Rossetti clearly believed in the Afte- Life but did Dickinson? There are volumes of criticism written about this. Int the introduction about her in the Norton Anthology of English Literature, the critic writes that "she was fully capable of moving within the same pome from religious consolotation to rejection of doctrinal piety." And so she did, but, in my opinion, Emiy Dicksionson dd believe in God and in Immortality, despite her doubts. Here are some lines which point in this direction:

365 (368)
I know that He exists.
Somewhere -in silence-
He has hid his rare life
From our gross eyes

'Tis and instant's play -
'Tis a fond Ambush-
Just to make Bliss
Earn her own surprise!

But -should the play
Prove piercing earnest -
Should the glee -glaze-
In Death's -stiff -stare -

Would not the fun
Look too expensive!
Would not the jest -
Have crawled too far!     (1862)

In the the first line, Dickinson seems to be echoing the words of Job, which are beautifully sung in Haendel's oratory "Messiah": "I know that my Redeemer liveth, " and, therefore I shall live too.
When she says "He had hid his rare life/From our gross eyes," it reminds me Pope Bendedict the 16th when he said, just before abdicating, that "sometimes God seemed to be asleep." The reality of death, says Dickinson, is cruel, but the inextistence of a Beyond would be an even crueller joke.

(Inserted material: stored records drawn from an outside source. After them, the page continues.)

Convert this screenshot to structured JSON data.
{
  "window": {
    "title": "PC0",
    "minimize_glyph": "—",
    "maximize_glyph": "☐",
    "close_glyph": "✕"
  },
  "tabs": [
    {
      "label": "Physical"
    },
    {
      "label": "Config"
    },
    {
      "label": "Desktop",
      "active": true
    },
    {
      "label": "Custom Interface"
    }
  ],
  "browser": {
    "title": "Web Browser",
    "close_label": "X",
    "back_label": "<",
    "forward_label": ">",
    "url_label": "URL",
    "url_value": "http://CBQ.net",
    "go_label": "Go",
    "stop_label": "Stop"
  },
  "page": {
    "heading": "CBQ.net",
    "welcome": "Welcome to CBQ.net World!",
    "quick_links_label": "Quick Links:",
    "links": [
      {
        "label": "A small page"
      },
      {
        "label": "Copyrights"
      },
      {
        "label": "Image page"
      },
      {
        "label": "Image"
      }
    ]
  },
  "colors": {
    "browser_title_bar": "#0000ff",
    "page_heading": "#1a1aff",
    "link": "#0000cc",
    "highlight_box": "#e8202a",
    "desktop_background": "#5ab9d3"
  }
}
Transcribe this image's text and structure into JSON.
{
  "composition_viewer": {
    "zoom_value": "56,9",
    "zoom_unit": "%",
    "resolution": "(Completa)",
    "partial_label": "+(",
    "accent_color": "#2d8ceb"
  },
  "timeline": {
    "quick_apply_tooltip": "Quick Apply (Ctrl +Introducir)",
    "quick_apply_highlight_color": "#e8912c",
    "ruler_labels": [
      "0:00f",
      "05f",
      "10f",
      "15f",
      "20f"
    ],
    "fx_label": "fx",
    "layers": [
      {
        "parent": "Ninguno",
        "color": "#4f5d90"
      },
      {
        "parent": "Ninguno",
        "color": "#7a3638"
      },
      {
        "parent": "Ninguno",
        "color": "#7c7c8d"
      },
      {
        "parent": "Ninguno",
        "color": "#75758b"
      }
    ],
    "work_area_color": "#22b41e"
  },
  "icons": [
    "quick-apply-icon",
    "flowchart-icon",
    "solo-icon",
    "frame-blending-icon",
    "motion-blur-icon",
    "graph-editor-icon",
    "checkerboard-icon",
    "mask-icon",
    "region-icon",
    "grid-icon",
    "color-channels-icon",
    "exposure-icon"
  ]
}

And what do you think? Do you thinks Emily Dickinson believed in God and immortality?

To end this entry, I would like to thank the group of enthusiastic and innovative students (Elena, Álvaro, Georgiana, Olga and Mª José)  from my English Literature class (Languages & Commnication degree) for the amazning presentation they have delivered today about Emily Dickison!! Elena's impersonation of Emily Dickinson, has  confirmed my idea of the American poet as a kind of mystic, a St Theresa living in the US during the nineteenth century.